Increasing body temperature as accomplished by a warm bath also appears to promote bile elimination of toxic chemicals like heavy metals. For these reasons, if you’re using binders (activated charcoal, bentonite clay, etc) as part of your detox protocol, your practitioner may consider timing the dose of binders around your epsom salt baths as well.
Epsom salt baths provide nutrients and heat to promote better liver detox function.
Sweating is an age-old detox strategy. Recently studies have confirmed that chemicals like bisphenol A are found in sweat. Unfortunately cultural influences make us feel embarrassed about sweating and this may be exacerbating the chronic toxic burden we face today.
When you soak in a warm bath for longer than 20 minutes, you’re likely going to be sweating – yet another benefit of epsom salt baths. It’s a good idea to hydrate with electrolytes (like a pinch of high quality salt and fresh lemon juice) to replenish important minerals after sweating.
Tips for taking an Epsom Salt Bath
- Dissolve 3-4 cups of epsom salt in a warm bath
- Soak for at least 20 minutes; Make it pleasant: Listen to an audiobook, music or podcast; add your favourite essential oils or light a non-toxic natural candle
- Take 2-3 baths per week
- Hydrate well afterwards; consider adding electrolytes to your water
- To help improve sleep: take a bath about 1-2 hours before bedtime (to allow body temp to cool down after the bath)

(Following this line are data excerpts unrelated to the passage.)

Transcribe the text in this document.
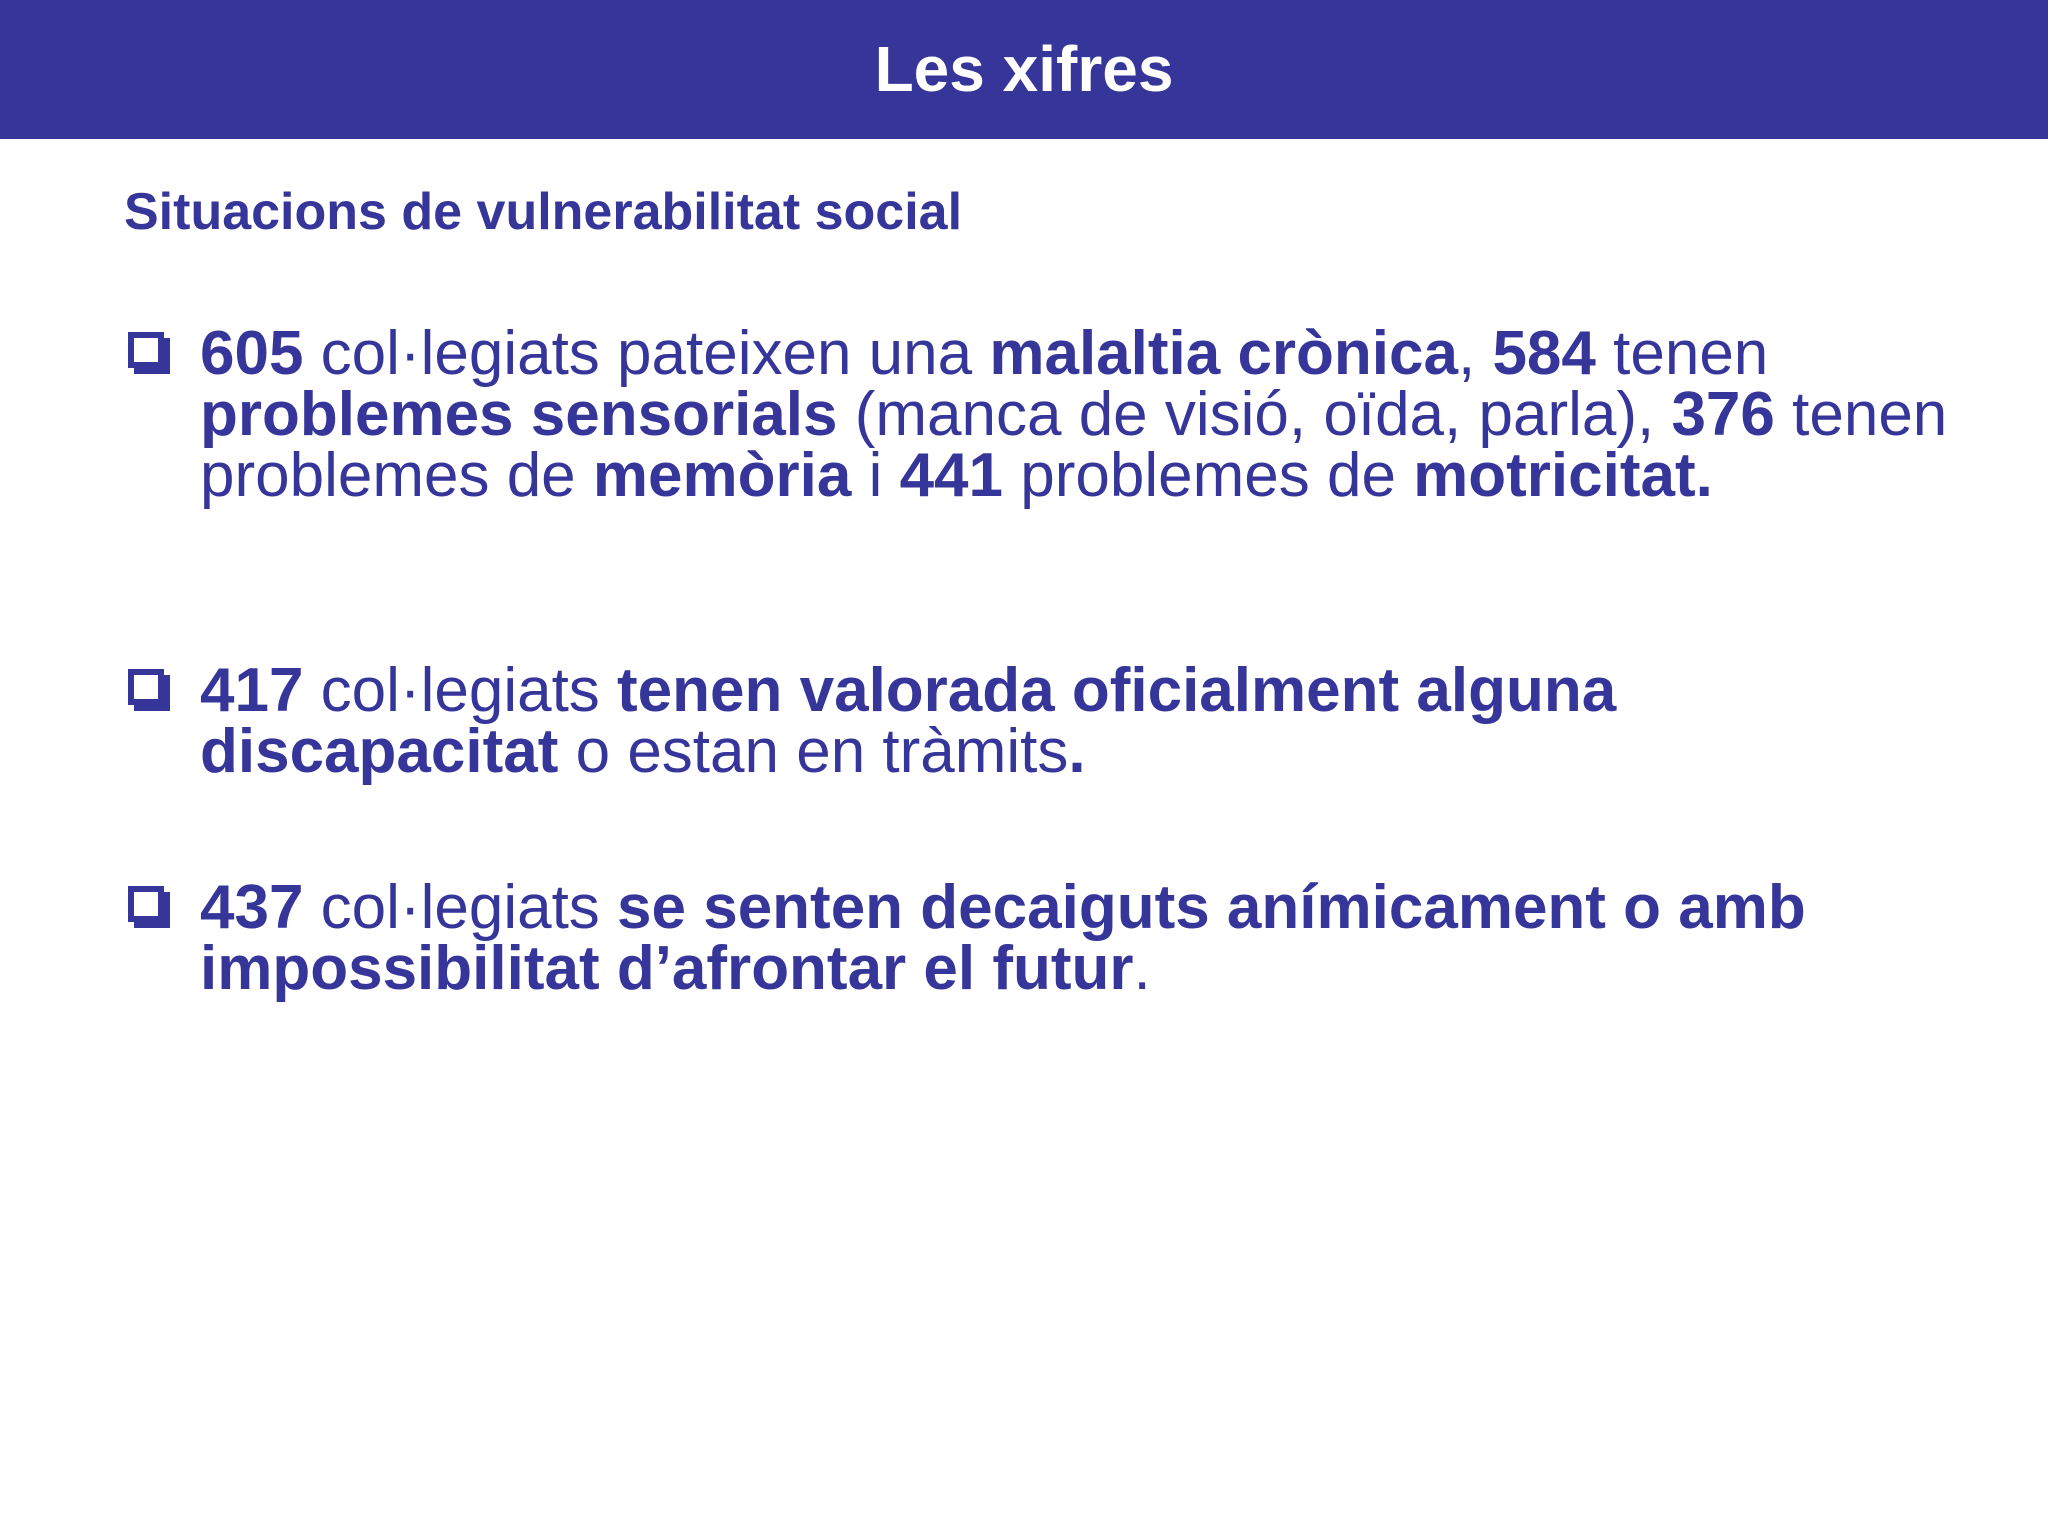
Les xifres
Situacions de vulnerabilitat social
605 col·legiats pateixen una malaltia crònica, 584 tenen problemes sensorials (manca de visió, oïda, parla), 376 tenen problemes de memòria i 441 problemes de motricitat.
417 col·legiats tenen valorada oficialment alguna discapacitat o estan en tràmits.
437 col·legiats se senten decaiguts anímicament o amb impossibilitat d’afrontar el futur.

- Enjoy how relaxed you feel!
Epsom salt can be found at your local pharmacy and is relatively inexpensive making it an easy and affordable addition to your evening self-care routine. A pleasant epsom salt bath is a relaxing, destressing transition from yang time (activity of the day) to yin time (bedtime and sleeping). In addition to soothing sore muscles an epsom salt bath aids with hormone balance, the time it takes to fall asleep, detox, and better nutritional status.